Watch for these accompanying symptoms: weakness or numbness on one side of the face, arm, or leg; slurred speech or difficulty understanding others; vision loss or double vision; and dizziness with loss of coordination. A TIA produces the same symptoms but they resolve within minutes to hours. That resolution does not mean you’re safe. TIAs most often occur hours or days before a full stroke, and getting evaluated quickly allows doctors to identify treatable risk factors before a larger event happens. If your walking difficulty came on abruptly alongside any of these signs, treat it as an emergency.

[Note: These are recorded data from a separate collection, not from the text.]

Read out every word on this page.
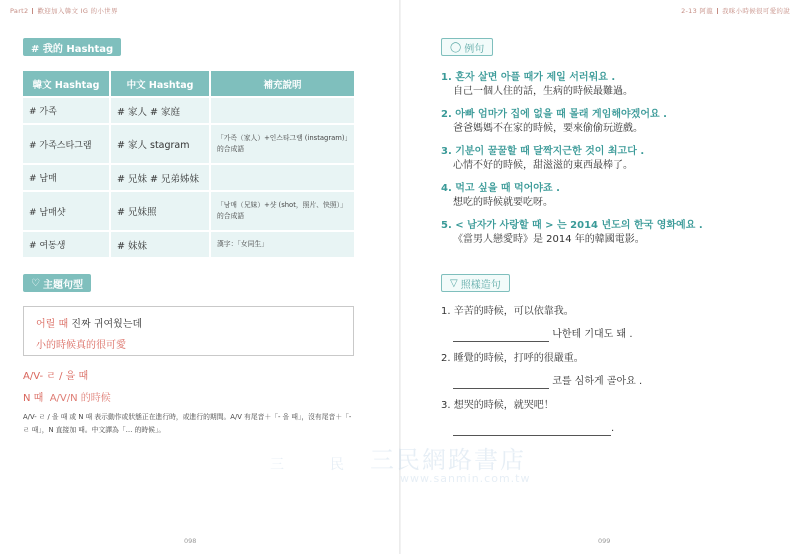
Part2 歡迎加入韓文 IG 的小世界
# 我的 Hashtag
韓文 Hashtag	中文 Hashtag	補充說明
# 가족	# 家人 # 家庭	
# 가족스타그램	# 家人 stagram	「가족（家人）+인스타그램 (instagram)」的合成語
# 남매	# 兄妹 # 兄弟姊妹	
# 남매샷	# 兄妹照	「남매（兄妹）+샷 (shot，照片、快照）」的合成語
# 여동생	# 妹妹	漢字：「女同生」
♡ 主題句型
어릴 때 진짜 귀여웠는데
小的時候真的很可愛
A/V- ㄹ / 을 때
N 때 A/V/N 的時候
A/V- ㄹ / 을 때 或 N 때 表示動作或狀態正在進行時，或進行的期間。A/V 有尾音＋「- 을 때」，沒有尾音＋「- ㄹ 때」，N 直接加 때。中文譯為「… 的時候」。
098
2-13 阿龍 我咪小時候很可愛的說
099
◯ 例句
1. 혼자 살면 아플 때가 제일 서러워요 .
自己一個人住的話，生病的時候最難過。
2. 아빠 엄마가 집에 없을 때 몰래 게임해야겠어요 .
爸爸媽媽不在家的時候，要來偷偷玩遊戲。
3. 기분이 꿀꿀할 때 달짝지근한 것이 최고다 .
心情不好的時候，甜滋滋的東西最棒了。
4. 먹고 싶을 때 먹어야죠 .
想吃的時候就要吃呀。
5. < 남자가 사랑할 때 > 는 2014 년도의 한국 영화예요 .
《當男人戀愛時》是 2014 年的韓國電影。
▽ 照樣造句
1. 辛苦的時候，可以依靠我。

나한테 기대도 돼 .
2. 睡覺的時候，打呼的很嚴重。

코를 심하게 골아요 .
3. 想哭的時候，就哭吧！
.
三	民 三民網路書店
www.sanmin.com.tw
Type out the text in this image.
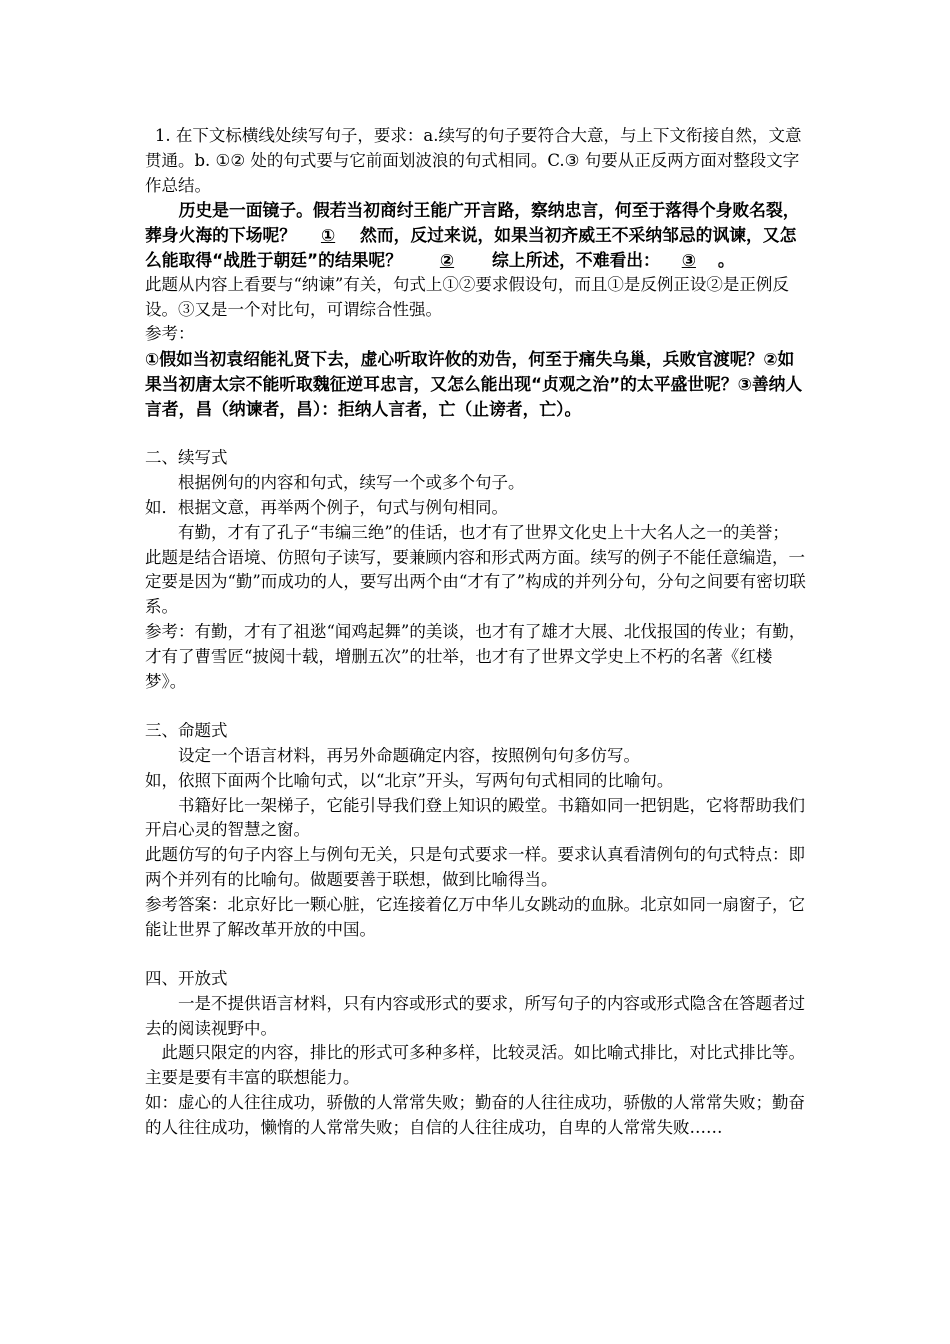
1. 在下文标横线处续写句子，要求：a.续写的句子要符合大意，与上下文衔接自然，文意贯通。b. ①② 处的句式要与它前面划波浪的句式相同。C.③ 句要从正反两方面对整段文字作总结。

历史是一面镜子。假若当初商纣王能广开言路，察纳忠言，何至于落得个身败名裂，葬身火海的下场呢？ ① 然而，反过来说，如果当初齐威王不采纳邹忌的讽谏，又怎么能取得“战胜于朝廷”的结果呢？ ② 综上所述，不难看出： ③ 。

此题从内容上看要与“纳谏”有关，句式上①②要求假设句，而且①是反例正设②是正例反设。③又是一个对比句，可谓综合性强。

参考：

①假如当初袁绍能礼贤下去，虚心听取许攸的劝告，何至于痛失乌巢，兵败官渡呢？②如果当初唐太宗不能听取魏征逆耳忠言，又怎么能出现“贞观之治”的太平盛世呢？③善纳人言者，昌（纳谏者，昌）：拒纳人言者，亡（止谤者，亡）。

二、续写式

根据例句的内容和句式，续写一个或多个句子。

如．根据文意，再举两个例子，句式与例句相同。

有勤，才有了孔子“韦编三绝”的佳话，也才有了世界文化史上十大名人之一的美誉；

此题是结合语境、仿照句子读写，要兼顾内容和形式两方面。续写的例子不能任意编造，一定要是因为“勤”而成功的人，要写出两个由“才有了”构成的并列分句，分句之间要有密切联系。

参考：有勤，才有了祖逖“闻鸡起舞”的美谈，也才有了雄才大展、北伐报国的传业；有勤，才有了曹雪匠“披阅十载，增删五次”的壮举，也才有了世界文学史上不朽的名著《红楼梦》。

三、命题式

设定一个语言材料，再另外命题确定内容，按照例句句多仿写。

如，依照下面两个比喻句式，以“北京”开头，写两句句式相同的比喻句。

书籍好比一架梯子，它能引导我们登上知识的殿堂。书籍如同一把钥匙，它将帮助我们开启心灵的智慧之窗。

此题仿写的句子内容上与例句无关，只是句式要求一样。要求认真看清例句的句式特点：即两个并列有的比喻句。做题要善于联想，做到比喻得当。

参考答案：北京好比一颗心脏，它连接着亿万中华儿女跳动的血脉。北京如同一扇窗子，它能让世界了解改革开放的中国。

四、开放式

一是不提供语言材料，只有内容或形式的要求，所写句子的内容或形式隐含在答题者过去的阅读视野中。

此题只限定的内容，排比的形式可多种多样，比较灵活。如比喻式排比，对比式排比等。主要是要有丰富的联想能力。

如：虚心的人往往成功，骄傲的人常常失败；勤奋的人往往成功，骄傲的人常常失败；勤奋的人往往成功，懒惰的人常常失败；自信的人往往成功，自卑的人常常失败……
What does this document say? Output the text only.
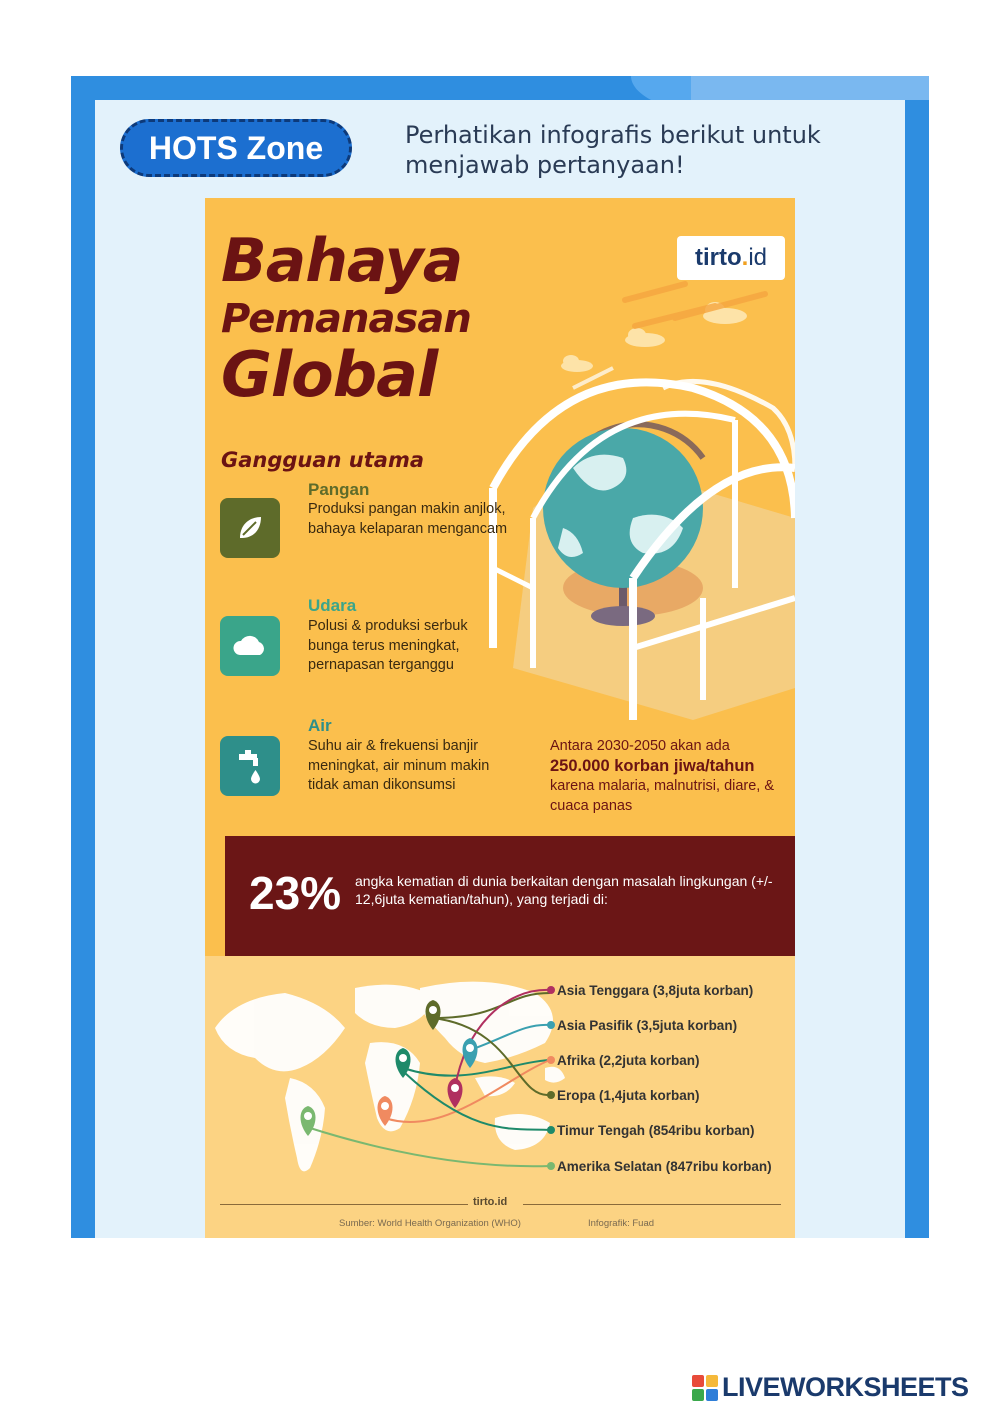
HOTS Zone	Perhatikan infografis berikut untuk menjawab pertanyaan!
Bahaya
Pemanasan
Global
tirto . id
Gangguan utama
Pangan
Produksi pangan makin anjlok, bahaya kelaparan mengancam
Udara
Polusi & produksi serbuk bunga terus meningkat, pernapasan terganggu
Air
Suhu air & frekuensi banjir meningkat, air minum makin tidak aman dikonsumsi
Antara 2030-2050 akan ada
250.000 korban jiwa/tahun
karena malaria, malnutrisi, diare, & cuaca panas
23% angka kematian di dunia berkaitan dengan masalah lingkungan (+/- 12,6juta kematian/tahun), yang terjadi di:
Asia Tenggara (3,8juta korban)
Asia Pasifik (3,5juta korban)
Afrika (2,2juta korban)
Eropa (1,4juta korban)
Timur Tengah (854ribu korban)
Amerika Selatan (847ribu korban)
tirto.id
Sumber: World Health Organization (WHO)	Infografik: Fuad
LIVEWORKSHEETS
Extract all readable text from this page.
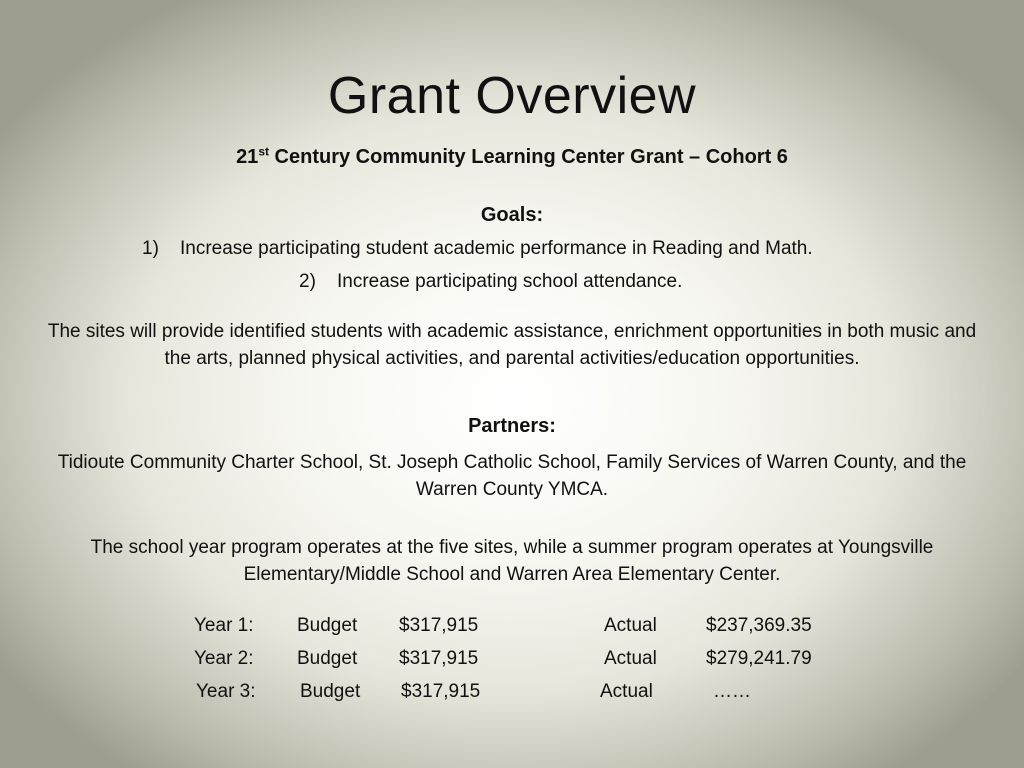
Grant Overview
21st Century Community Learning Center Grant – Cohort 6
Goals:
1) Increase participating student academic performance in Reading and Math.
2) Increase participating school attendance.
The sites will provide identified students with academic assistance, enrichment opportunities in both music and the arts, planned physical activities, and parental activities/education opportunities.
Partners:
Tidioute Community Charter School, St. Joseph Catholic School, Family Services of Warren County, and the Warren County YMCA.
The school year program operates at the five sites, while a summer program operates at Youngsville Elementary/Middle School and Warren Area Elementary Center.
Year 1: Budget $317,915	Actual	$237,369.35
Year 2: Budget $317,915	Actual	$279,241.79
Year 3: Budget $317,915	Actual	……
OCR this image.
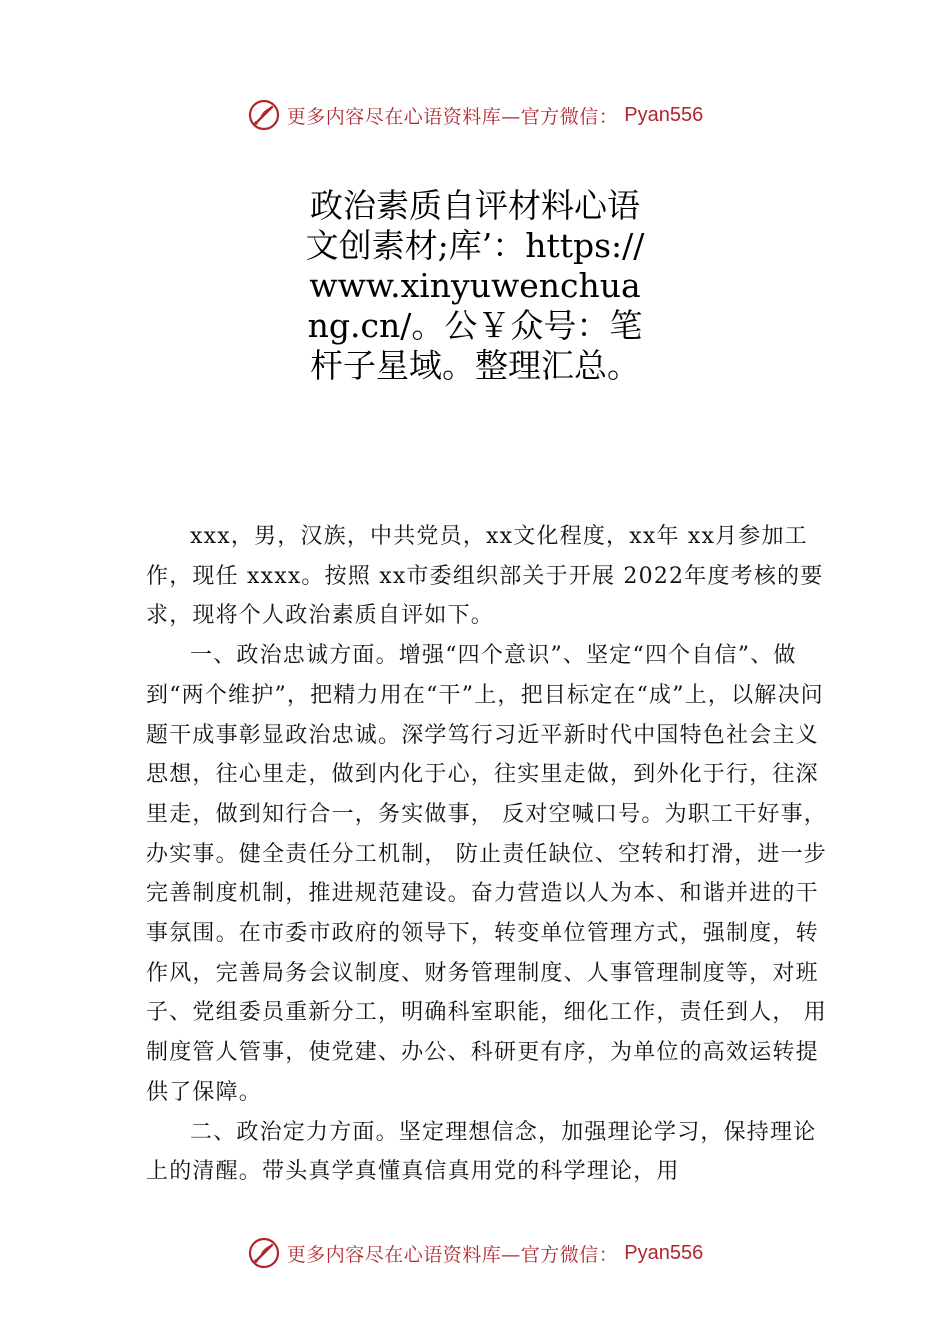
更多内容尽在心语资料库—官方微信： Pyan556
政治素质自评材料心语文创素材;库’：https://www.xinyuwenchuang.cn/。公￥众号：笔杆子星域。整理汇总。

xxx，男，汉族，中共党员，xx文化程度，xx年 xx月参加工作，现任 xxxx。按照 xx市委组织部关于开展 2022年度考核的要求，现将个人政治素质自评如下。

一、政治忠诚方面。增强“四个意识”、坚定“四个自信”、做到“两个维护”，把精力用在“干”上，把目标定在“成”上，以解决问题干成事彰显政治忠诚。深学笃行习近平新时代中国特色社会主义思想，往心里走，做到内化于心，往实里走做，到外化于行，往深里走，做到知行合一，务实做事， 反对空喊口号。为职工干好事，办实事。健全责任分工机制， 防止责任缺位、空转和打滑，进一步完善制度机制，推进规范建设。奋力营造以人为本、和谐并进的干事氛围。在市委市政府的领导下，转变单位管理方式，强制度，转作风，完善局务会议制度、财务管理制度、人事管理制度等，对班子、党组委员重新分工，明确科室职能，细化工作，责任到人， 用制度管人管事，使党建、办公、科研更有序，为单位的高效运转提供了保障。

二、政治定力方面。坚定理想信念，加强理论学习，保持理论上的清醒。带头真学真懂真信真用党的科学理论，用

更多内容尽在心语资料库—官方微信： Pyan556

How Doctors Figure Out the Cause

Diagnosing the source of a balance problem involves a combination of physical examination, specific clinical tests, and sometimes imaging. Your doctor will likely watch you walk, check your reflexes, test sensation in your feet, and assess your muscle strength around the hips and legs.

If an inner ear problem is suspected, the gold-standard test for BPPV is the Dix-Hallpike maneuver, which has been in use since 1952. A provider moves your head into specific positions while watching your eyes for involuntary movements that confirm displaced crystals in a particular ear canal. If that test is negative, a supine head roll test can catch less common forms of BPPV. For suspected nerve damage, nerve conduction studies and blood tests for B12 and blood sugar levels help narrow things down. Brain imaging with MRI is used when a cerebellar or central nervous system problem is suspected.

The pattern of your symptoms gives your doctor the most important initial clues: whether the problem is constant or comes in episodes, whether it started suddenly or gradually, whether it worsens in the dark, and whether one side of your body is more affected than the other. Keeping track of these details before your appointment will help speed up the diagnostic process.